Just telling people that your door is always open only means that you are waiting for them to initiate the conversation. While it's a good gesture and meant to imply that your employees should feel comfortable and welcome in approaching their manager with an issue, you aren't going to be an effective manager just going through the motions while sitting in your office, disconnected with what is going on around you. In each case quoted in this article - Kielty, Payton, Bradley - the players came to him, not the other way around. A manager perceived as aloof or uninterested in what's going on "in the trenches" is a manager that will NOT be approached regularly by employees or seen as the solution to their problems.

Macha mentions that he had 6 coaches and he never heard of any "undercurrent going on" with the players. A good manager would have known without even speaking to his coaches that there was a problem with a player or players. Good managers know because they have the pulse of their employees. Although a good manager will often seek the opinion and insight of other supervisors and management in relation to his employees, he should not have to rely only on them to be alerted of any problems or difficulties.

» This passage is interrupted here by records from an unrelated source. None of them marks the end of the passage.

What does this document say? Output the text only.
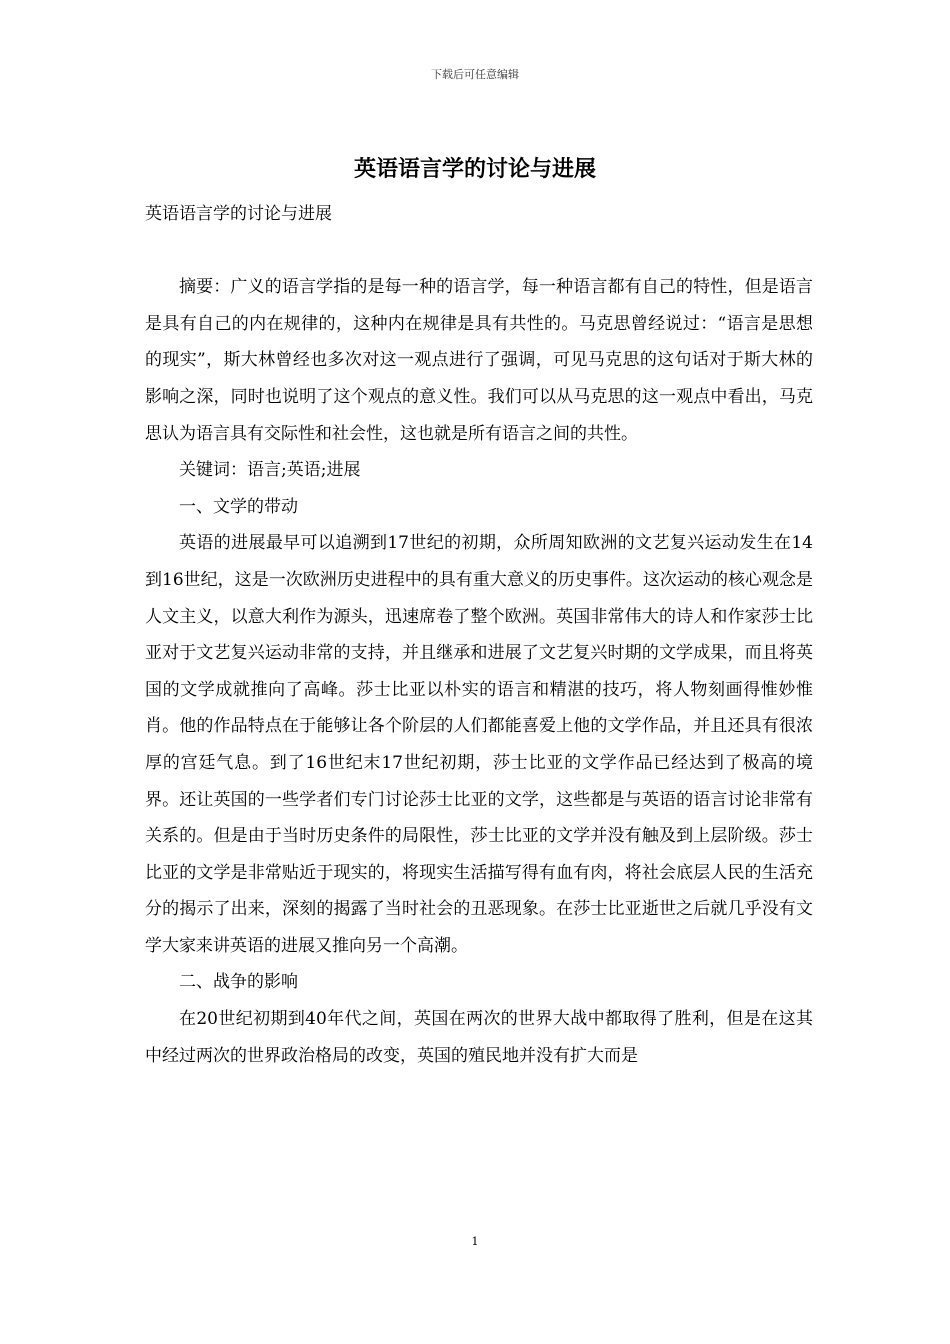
下载后可任意编辑
英语语言学的讨论与进展

英语语言学的讨论与进展

摘要：广义的语言学指的是每一种的语言学，每一种语言都有自己的特性，但是语言是具有自己的内在规律的，这种内在规律是具有共性的。马克思曾经说过：“语言是思想的现实”，斯大林曾经也多次对这一观点进行了强调，可见马克思的这句话对于斯大林的影响之深，同时也说明了这个观点的意义性。我们可以从马克思的这一观点中看出，马克思认为语言具有交际性和社会性，这也就是所有语言之间的共性。

关键词：语言;英语;进展

一、文学的带动

英语的进展最早可以追溯到17世纪的初期，众所周知欧洲的文艺复兴运动发生在14到16世纪，这是一次欧洲历史进程中的具有重大意义的历史事件。这次运动的核心观念是人文主义，以意大利作为源头，迅速席卷了整个欧洲。英国非常伟大的诗人和作家莎士比亚对于文艺复兴运动非常的支持，并且继承和进展了文艺复兴时期的文学成果，而且将英国的文学成就推向了高峰。莎士比亚以朴实的语言和精湛的技巧，将人物刻画得惟妙惟肖。他的作品特点在于能够让各个阶层的人们都能喜爱上他的文学作品，并且还具有很浓厚的宫廷气息。到了16世纪末17世纪初期，莎士比亚的文学作品已经达到了极高的境界。还让英国的一些学者们专门讨论莎士比亚的文学，这些都是与英语的语言讨论非常有关系的。但是由于当时历史条件的局限性，莎士比亚的文学并没有触及到上层阶级。莎士比亚的文学是非常贴近于现实的，将现实生活描写得有血有肉，将社会底层人民的生活充分的揭示了出来，深刻的揭露了当时社会的丑恶现象。在莎士比亚逝世之后就几乎没有文学大家来讲英语的进展又推向另一个高潮。

二、战争的影响

在20世纪初期到40年代之间，英国在两次的世界大战中都取得了胜利，但是在这其中经过两次的世界政治格局的改变，英国的殖民地并没有扩大而是

1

Again, in the case of Kotsay and his bad back, Macha indicated he had no idea the outfielder was upset at his comments and again put the burden of communication on his players:

If Kotsay was really disturbed by that comment, he could have come in and said so.
A manager in tune with his employees would have sensed a problem earlier on and approached the employee with an invitation to resolve the issue.

It's obvious that Macha and Beane didn't get along and possible that Beane treated Macha poorly while in Oakland. It's also obvious that some of the players did not care for Macha. But to me the real reason he was fired is quite simple: Macha was simply not a good manager. And when I say manager I mean a manager of people, not the game.